I clearly need to simplify.
Publicly funded institutions should not (IMO) and the opinion of the majority (IMO) be allowed to tailor insurance according to religious doctrine.
And yes, everybody wants to cherry pick the portion of the taxes that they pay. Wouldn't that be fun. We've sen how the whole 'won't pay the mil portion of my taxes' folks have done.
I will concede that this is a pretty precarious place for me, while long comfortable with fed social engineering, as I age I do believe it too frequently exceeds its constructive value.
I find the 'how much' argument to be lame. If it is a right of a institution receiving public funds then it should not matter if it is $9 a month or $9 billion a month. The argument is a structural one, trying to negate it by asserting that it is a small cost dodges the question (for both sides).
this notion that the first amendment allows one to opt-in and opt-out of public participation is curious.
I didn't say anybody has a right to birth control. I said that I believe it falls within federal providence to disallow religiously-based medical benefits cherry-picking by publicly funded institutions. I would say the same thing if they had a religiously-inspired prohibition for cancer care.
They receive $24m in the form of tuition from federal student loans.

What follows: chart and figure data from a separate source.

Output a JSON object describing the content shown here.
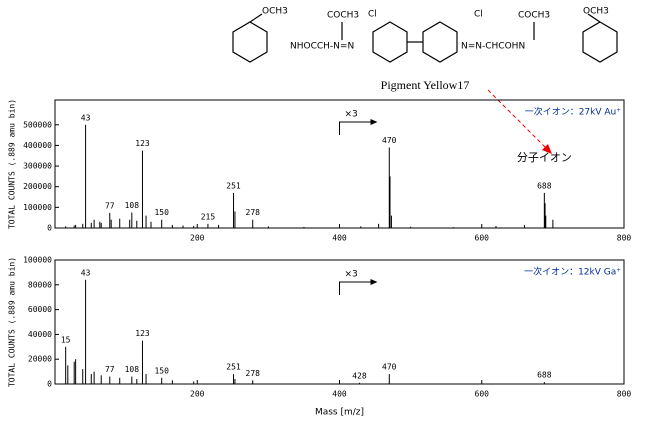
{
  "structure": {
    "methoxy_left": "OCH3",
    "linker_left": "NHOCCH-N=N",
    "acetyl_left": "COCH3",
    "chloro_left": "Cl",
    "chloro_right": "Cl",
    "acetyl_right": "COCH3",
    "linker_right": "N=N-CHCOHN",
    "methoxy_right": "OCH3",
    "name": "Pigment Yellow17"
  },
  "chart_data": [
    {
      "type": "spectrum",
      "ylabel": "TOTAL COUNTS (.889 amu bin)",
      "ion_label": "一次イオン：27kV Au⁺",
      "scale_note": "×3",
      "annotation": "分子イオン",
      "color": "#000000",
      "x": [
        15,
        27,
        29,
        39,
        43,
        51,
        55,
        63,
        65,
        77,
        79,
        91,
        105,
        108,
        115,
        123,
        128,
        135,
        150,
        165,
        180,
        195,
        215,
        230,
        251,
        253,
        278,
        300,
        350,
        400,
        430,
        455,
        470,
        471,
        473,
        500,
        560,
        620,
        660,
        688,
        689,
        690,
        700
      ],
      "values": [
        8000,
        12000,
        15000,
        20000,
        500000,
        25000,
        40000,
        30000,
        25000,
        73000,
        40000,
        45000,
        40000,
        75000,
        35000,
        375000,
        60000,
        30000,
        40000,
        15000,
        12000,
        10000,
        20000,
        15000,
        170000,
        80000,
        40000,
        8000,
        5000,
        5000,
        8000,
        20000,
        390000,
        250000,
        60000,
        6000,
        4000,
        10000,
        15000,
        170000,
        120000,
        60000,
        40000
      ],
      "labels": [
        null,
        null,
        null,
        null,
        "43",
        null,
        null,
        null,
        null,
        "77",
        null,
        null,
        null,
        "108",
        null,
        "123",
        null,
        null,
        "150",
        null,
        null,
        null,
        "215",
        null,
        "251",
        null,
        "278",
        null,
        null,
        null,
        null,
        null,
        "470",
        null,
        null,
        null,
        null,
        null,
        null,
        "688",
        null,
        null,
        null
      ],
      "xlim": [
        0,
        800
      ],
      "xticks": [
        200,
        400,
        600,
        800
      ],
      "ylim": [
        0,
        620000
      ],
      "yticks": [
        0,
        100000,
        200000,
        300000,
        400000,
        500000
      ]
    },
    {
      "type": "spectrum",
      "ylabel": "TOTAL COUNTS (.889 amu bin)",
      "xlabel": "Mass [m/z]",
      "ion_label": "一次イオン：12kV Ga⁺",
      "scale_note": "×3",
      "color": "#000000",
      "x": [
        15,
        18,
        27,
        29,
        39,
        43,
        51,
        55,
        65,
        77,
        91,
        108,
        115,
        123,
        128,
        150,
        165,
        195,
        251,
        253,
        278,
        428,
        470,
        688
      ],
      "values": [
        30000,
        15000,
        18000,
        20000,
        12000,
        84000,
        8000,
        10000,
        7000,
        6000,
        5000,
        6000,
        4000,
        35000,
        8000,
        5000,
        3000,
        2000,
        8000,
        4000,
        3000,
        1000,
        8000,
        1500
      ],
      "labels": [
        "15",
        null,
        null,
        null,
        null,
        "43",
        null,
        null,
        null,
        "77",
        null,
        "108",
        null,
        "123",
        null,
        "150",
        null,
        null,
        "251",
        null,
        "278",
        "428",
        "470",
        "688"
      ],
      "xlim": [
        0,
        800
      ],
      "xticks": [
        200,
        400,
        600,
        800
      ],
      "ylim": [
        0,
        100000
      ],
      "yticks": [
        0,
        20000,
        40000,
        60000,
        80000,
        100000
      ]
    }
  ]
}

Their competitive federal research funding is considerable of which they likely bank around 40% as overhead.
You read this:
"Congress shall make no law respecting an establishment of religion, or prohibiting the free exercise thereof; or abridging the freedom of speech, or of the press; or the right of the people peaceably to assemble, and to petition the Government for a redress of grievances."
to specifically read this:
"federally funded institutions can tailor medical care offered based on religious criteria"
We differ on what we read into that.
On "access", I am using insurance interchangeably with access, yes a person can pay for their own heart surgery, but IMO for your argument to have merit, they have to be able to e.g. specifically exclude diabetes. Otherwise you have federally funded institutions cherry picking medical benefits for religious purposes, and I am against that.